This week in Happytown, we told you about a bill introduced in the state House of Representatives that would make it legal for private adoption agencies to refuse to adopt to families based on "moral or religious" objections. Unlike in Indiana, where politicians pretended that, oh gosh, their discriminatory religious freedom laws weren't intended to single out gay citizens, our legislature came right out and said it – they simply don't want gay families adopting children.
The backstory is this: Last month, the House assembled a bill that would pretty much overhaul the state's adoption and foster care system to give people more incentive to consider adopting kids. Part of the package would repeal a law on the books, which was declared unconstitutional five years ago (and thus, unenforceable), that declared adoption by same-sex couples illegal in Flroida. It was pretty much just a bit of common-sense housekeeping, and the package passed. But then Rep. Jason Brodeur, R-Sanford, pulled a rabbit out of his hat – he introduced a whole new bill that would make it perfectly legal for private adoption agencies to refuse to adopt to gay families if it violated their beliefs, and they could even keep collecting public dollars if they did so. And then, suddenly, state Rep. Dennis Baxley, R-Living-in-Some-Bigoted-Place-in-His-Head, started talking about the fact that, even though he initially voted for the big omnibus adoption bill that included canning the anti-gay language, he's prayed on it, and he no longer supports it because he does want us to ban gay adoption. He now wants a do-over on his vote.
“I don’t hate anybody. I don’t want to discriminate against anybody. I’m not phobic, but I simply can’t affirm homosexuality. My compass won’t go there, knowing what I know biblically. And so I ask people to please understand the circumstances," state Rep. Dennis Baxley said in an interview with a Tampa radio station earlier this week, explaining his position on the bill.

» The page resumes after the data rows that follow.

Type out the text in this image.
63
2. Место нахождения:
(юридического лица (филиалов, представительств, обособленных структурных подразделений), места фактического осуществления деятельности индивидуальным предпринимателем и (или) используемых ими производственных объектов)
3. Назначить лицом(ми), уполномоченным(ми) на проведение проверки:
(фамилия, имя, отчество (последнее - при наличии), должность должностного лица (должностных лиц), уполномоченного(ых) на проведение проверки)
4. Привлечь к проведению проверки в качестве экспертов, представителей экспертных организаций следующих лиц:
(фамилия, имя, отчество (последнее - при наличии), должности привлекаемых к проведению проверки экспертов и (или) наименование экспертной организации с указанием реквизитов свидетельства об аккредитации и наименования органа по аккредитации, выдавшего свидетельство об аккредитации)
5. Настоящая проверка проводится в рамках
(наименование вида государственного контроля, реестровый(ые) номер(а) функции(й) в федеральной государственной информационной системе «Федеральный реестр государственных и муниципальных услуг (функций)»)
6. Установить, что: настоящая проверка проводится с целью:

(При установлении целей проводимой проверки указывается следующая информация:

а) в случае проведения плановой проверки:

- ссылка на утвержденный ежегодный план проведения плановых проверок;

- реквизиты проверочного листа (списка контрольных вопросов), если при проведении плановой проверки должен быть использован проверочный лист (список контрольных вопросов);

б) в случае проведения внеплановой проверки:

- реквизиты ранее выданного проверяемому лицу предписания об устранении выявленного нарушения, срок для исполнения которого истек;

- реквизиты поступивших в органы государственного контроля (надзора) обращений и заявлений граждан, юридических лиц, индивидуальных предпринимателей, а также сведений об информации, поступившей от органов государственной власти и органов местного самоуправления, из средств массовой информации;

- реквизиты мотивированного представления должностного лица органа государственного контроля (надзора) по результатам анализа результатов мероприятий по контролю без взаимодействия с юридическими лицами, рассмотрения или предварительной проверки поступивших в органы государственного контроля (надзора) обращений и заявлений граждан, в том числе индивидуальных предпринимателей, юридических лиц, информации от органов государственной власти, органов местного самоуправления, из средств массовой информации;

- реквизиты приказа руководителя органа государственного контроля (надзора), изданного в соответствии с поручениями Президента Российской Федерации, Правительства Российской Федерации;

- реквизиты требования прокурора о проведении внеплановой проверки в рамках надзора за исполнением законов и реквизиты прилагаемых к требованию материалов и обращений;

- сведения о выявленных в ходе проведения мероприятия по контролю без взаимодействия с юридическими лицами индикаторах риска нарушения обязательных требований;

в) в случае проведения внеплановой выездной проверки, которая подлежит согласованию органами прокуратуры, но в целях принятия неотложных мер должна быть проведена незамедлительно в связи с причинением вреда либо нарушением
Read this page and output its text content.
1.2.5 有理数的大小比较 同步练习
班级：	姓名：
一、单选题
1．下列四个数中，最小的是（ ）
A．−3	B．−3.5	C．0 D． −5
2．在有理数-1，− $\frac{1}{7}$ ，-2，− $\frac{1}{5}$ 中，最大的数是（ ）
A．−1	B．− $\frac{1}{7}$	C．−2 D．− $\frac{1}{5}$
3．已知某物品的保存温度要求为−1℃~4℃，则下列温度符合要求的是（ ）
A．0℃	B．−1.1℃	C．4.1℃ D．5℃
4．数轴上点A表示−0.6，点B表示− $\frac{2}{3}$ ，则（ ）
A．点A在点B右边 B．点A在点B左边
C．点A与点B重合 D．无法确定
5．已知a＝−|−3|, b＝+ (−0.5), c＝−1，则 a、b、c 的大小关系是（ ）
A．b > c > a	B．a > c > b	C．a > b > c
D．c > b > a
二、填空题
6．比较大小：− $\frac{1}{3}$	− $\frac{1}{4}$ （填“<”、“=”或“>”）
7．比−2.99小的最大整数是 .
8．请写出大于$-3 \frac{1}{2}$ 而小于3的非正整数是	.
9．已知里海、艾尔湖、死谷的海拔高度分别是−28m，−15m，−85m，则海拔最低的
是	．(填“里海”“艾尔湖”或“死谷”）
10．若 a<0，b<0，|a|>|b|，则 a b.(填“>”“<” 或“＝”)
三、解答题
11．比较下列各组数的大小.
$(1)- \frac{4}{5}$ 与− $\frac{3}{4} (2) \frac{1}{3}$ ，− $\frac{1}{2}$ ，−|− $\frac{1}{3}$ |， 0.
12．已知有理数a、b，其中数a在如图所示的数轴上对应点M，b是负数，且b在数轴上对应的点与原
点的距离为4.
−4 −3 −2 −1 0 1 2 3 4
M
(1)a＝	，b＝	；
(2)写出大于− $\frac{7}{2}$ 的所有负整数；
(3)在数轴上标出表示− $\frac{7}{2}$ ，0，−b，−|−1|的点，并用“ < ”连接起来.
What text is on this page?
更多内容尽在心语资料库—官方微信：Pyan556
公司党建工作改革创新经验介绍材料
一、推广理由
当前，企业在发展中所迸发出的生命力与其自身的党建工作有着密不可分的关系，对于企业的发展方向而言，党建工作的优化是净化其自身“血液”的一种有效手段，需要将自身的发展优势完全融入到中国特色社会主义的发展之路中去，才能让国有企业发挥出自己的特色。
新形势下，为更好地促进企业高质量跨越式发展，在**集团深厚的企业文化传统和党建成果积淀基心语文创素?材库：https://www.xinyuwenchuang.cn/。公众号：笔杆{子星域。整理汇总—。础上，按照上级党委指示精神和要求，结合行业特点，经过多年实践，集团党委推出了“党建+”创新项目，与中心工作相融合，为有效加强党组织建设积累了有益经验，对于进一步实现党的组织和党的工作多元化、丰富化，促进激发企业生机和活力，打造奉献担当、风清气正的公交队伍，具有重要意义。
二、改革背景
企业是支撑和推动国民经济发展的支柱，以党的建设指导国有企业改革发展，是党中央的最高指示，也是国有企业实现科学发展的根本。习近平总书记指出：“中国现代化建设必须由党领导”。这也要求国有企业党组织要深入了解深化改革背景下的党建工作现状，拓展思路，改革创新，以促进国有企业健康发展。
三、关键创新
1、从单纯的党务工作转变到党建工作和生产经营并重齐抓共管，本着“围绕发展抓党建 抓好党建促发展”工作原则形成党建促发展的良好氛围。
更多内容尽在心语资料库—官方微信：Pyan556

On WMFE this morning, we talked about how Brodeur's bill did not have a companion legislation in the Senate, but some were concerned about the possibility that it could be tacked onto the adoption-reform package that's moving through both houses this session. If that compromise were made, it would have, once again, written discrimination into Florida law. Fortunately, saner minds prevailed – yesterday, the Senate decided to strike the gay-adoption ban from the books, and yesterday, Sen. Don Gaetz, R-Niceville, went to bat for that decision. You can watch video of his speech below:
Despite the protests of conservative lawmakers like Sen. Kelli Stargel, R-Lakeland, who are wringing their hands that adoption agencies with religious affiliations might leave the state if they're not allowed to discriminate against LGBT families, it's looking unlikely that the House's anti-gay bill will have any legs this session. As Gaetz says in his speech: "We don’t need to turn the social clock in this state back to 1977."